Haloperidol reshapes neurons, which might explain how the medicine works
An antipsychotic drug may banish hallucinations and delusions by prompting neurons to churn out proteins that reshape the cells, a new study suggests. The results, published in the January 14 Science Signaling, may help scientists develop better psychiatric drugs, and might explain what goes wrong in some mental disorders.
Since the 1950s, haloperidol has been prescribed to quiet the debilitating symptoms that mark schizophrenia. Despite its long history, scientists still don’t know how the drug works, or why it starts to relieve symptoms within hours but takes weeks to fully work.
Haloperidol kicks off a cellular chain reaction that ultimately leads to changes in neuron shapes, neuroscientist Eric Klann of New York University and colleagues found. Haloperidol initiates a series of biochemical events that enables the protein mTORC1 to turn on the production of a flurry of new proteins.
Klann and his colleagues treated rat brain cells in a dish with haloperidol. After just five hours, the neurons started to produce proteins that signal the start of a productivity burst. “The system is being ramped up so it can make more proteins,” Klann says.
Some of the next wave of proteins, which showed up at 48 hours, had specialized jobs: They were tasked with reshaping neurons, changes that might make the cells better able to send and receive messages, the team found. This neuron remodeling might be a necessary step toward other important and time-consuming changes, Klann says.

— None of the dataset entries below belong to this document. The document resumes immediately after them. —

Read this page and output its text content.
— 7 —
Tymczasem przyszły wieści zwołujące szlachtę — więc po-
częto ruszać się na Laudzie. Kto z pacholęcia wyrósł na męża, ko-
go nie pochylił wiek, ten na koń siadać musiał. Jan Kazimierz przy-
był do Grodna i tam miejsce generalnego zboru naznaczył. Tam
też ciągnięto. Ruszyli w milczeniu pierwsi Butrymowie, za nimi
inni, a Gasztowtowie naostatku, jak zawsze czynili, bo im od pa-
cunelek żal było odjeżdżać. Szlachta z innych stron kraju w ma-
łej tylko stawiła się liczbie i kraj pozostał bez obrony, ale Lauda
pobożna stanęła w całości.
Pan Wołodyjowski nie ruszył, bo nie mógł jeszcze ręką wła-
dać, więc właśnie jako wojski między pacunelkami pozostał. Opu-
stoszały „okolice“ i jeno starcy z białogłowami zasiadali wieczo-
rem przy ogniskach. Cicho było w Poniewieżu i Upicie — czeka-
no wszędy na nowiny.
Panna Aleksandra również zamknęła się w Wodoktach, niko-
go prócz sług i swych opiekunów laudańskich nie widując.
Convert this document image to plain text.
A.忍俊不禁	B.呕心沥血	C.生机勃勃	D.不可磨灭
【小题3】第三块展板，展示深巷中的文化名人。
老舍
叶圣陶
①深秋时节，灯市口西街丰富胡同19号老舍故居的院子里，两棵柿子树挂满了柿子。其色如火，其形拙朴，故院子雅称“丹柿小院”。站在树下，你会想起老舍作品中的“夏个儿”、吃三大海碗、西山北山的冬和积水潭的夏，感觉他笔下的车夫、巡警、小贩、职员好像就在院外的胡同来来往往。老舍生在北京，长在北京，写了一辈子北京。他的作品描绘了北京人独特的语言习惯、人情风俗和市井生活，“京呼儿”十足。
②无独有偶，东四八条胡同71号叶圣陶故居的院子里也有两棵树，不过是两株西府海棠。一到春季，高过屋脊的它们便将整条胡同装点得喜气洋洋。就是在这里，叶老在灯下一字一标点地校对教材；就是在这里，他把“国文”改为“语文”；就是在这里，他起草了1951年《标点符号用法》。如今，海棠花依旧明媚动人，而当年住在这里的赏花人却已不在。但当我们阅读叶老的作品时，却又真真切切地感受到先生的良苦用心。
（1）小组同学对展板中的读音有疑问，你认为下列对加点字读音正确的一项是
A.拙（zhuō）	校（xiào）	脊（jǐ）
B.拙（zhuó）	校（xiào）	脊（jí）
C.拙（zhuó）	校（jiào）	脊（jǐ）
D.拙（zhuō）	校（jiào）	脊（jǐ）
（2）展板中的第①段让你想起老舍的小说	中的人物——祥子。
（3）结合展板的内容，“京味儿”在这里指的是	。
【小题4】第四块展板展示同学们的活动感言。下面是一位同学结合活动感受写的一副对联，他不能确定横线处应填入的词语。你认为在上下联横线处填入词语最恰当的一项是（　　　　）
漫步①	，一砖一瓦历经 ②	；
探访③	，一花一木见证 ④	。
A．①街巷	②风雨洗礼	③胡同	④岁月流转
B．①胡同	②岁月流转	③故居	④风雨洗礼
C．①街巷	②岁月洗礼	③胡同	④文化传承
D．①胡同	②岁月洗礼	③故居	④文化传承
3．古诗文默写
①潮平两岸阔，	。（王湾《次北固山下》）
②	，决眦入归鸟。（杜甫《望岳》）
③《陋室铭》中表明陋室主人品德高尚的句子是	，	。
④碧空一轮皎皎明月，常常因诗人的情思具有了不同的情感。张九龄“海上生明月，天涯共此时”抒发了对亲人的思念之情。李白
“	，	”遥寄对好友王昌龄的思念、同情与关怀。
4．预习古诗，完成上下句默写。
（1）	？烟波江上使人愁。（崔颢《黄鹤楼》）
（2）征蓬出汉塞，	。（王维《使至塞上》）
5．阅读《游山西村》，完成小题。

The team doesn’t know how persistent the protein and neuron shape changes are, but they’re probably not permanent. Once patients stop taking haloperidol, their symptoms can return, Klann says.
The results raise the possibility of developing new schizophrenia drugs that selectively change the rates of mTORC1-directed protein production, says neuroscientist Argel Aguilar-Valles of McGill University in Montreal. More-targeted drugs might work without some of haloperidol’s side effects, which include severe muscle stiffness and trembling.
Beyond explaining how haloperidol works, the results hint that abnormal protein production might be at the heart of schizophrenia and other psychiatric disorders, says neuroscientist Raymond Kelleher of Harvard Medical School. Studies suggest that protein production controlled by mTORC1 is faulty in autism and Fragile X syndrome, a genetic disorder marked by intellectual disability.
Similar processes might underlie severe depression. Like haloperidol, an experimental, fast-acting antidepressant called ketamine changes neurons’ protein production.
H. Bowling et al. Antipsychotics activate mTORC1-dependent translation to enhance neuronal morphological complexity. Science Signaling. Vol. 7, January 14, 2014. Doi: 10.1126/scisignal.2004331.
L. Sanders. Why antipsychotics need time to kick in. Science News, Vol. 182, July 14, 2012, p. 14.